The widely accepted definition of e-finance according to Allen, McAndrews and Strahan (2002:7) is: The provision of financial services and markets using electronic communication and computation. E-finance includes all financial products and services which are available to the consumers and businesses over the internet and includes online brokerage, banking, insurance, and other financial services. According to Agwu and Murray (2014), e-finance enables businesses and ordinary citizens to conduct various financial transactions on the internet, meaning greater availability of financial services. E-finance is classified as one type of e-service. Sorooshian, Onn and Yeen (2013) assert that services such as communication, financial, cultural and recreational that can be delivered with the aid of the internet and computerized systems, such as the web, information kiosks and mobile devices can be regarded as e-services. Whilst internet banking or online banking is one type of e-finance, it has also been classified as a category of e-commerce (Mohiuddin, 2014).

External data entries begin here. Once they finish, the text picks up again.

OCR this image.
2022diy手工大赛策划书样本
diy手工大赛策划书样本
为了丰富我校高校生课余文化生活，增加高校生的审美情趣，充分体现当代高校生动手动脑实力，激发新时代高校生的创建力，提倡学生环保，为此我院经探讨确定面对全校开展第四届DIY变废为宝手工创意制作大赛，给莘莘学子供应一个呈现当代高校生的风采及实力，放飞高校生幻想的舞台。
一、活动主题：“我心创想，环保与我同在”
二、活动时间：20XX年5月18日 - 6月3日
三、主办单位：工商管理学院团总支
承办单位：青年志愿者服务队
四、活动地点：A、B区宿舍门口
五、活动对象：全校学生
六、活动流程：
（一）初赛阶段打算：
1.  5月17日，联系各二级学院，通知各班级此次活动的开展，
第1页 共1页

The adoption and use of e-finance can lead to a multitude of potential benefits for SMEs, such as reduced cost of services and transactions (Riyadh, Bunker & Rabhi, 2010; Srivastava, 2014), as well as increased access to products and services in international markets through PCs and mobile devices (Riyadh et al., 2010; Srivastava, 2014; Su & Yuan, 2013). Another benefit of e-finance is improved access to financial information (Mubaraka, Momanyi & Jibia, 2013; Riyadh et al., 2010; Shahrokhi, 2008; Srivastava, 2014).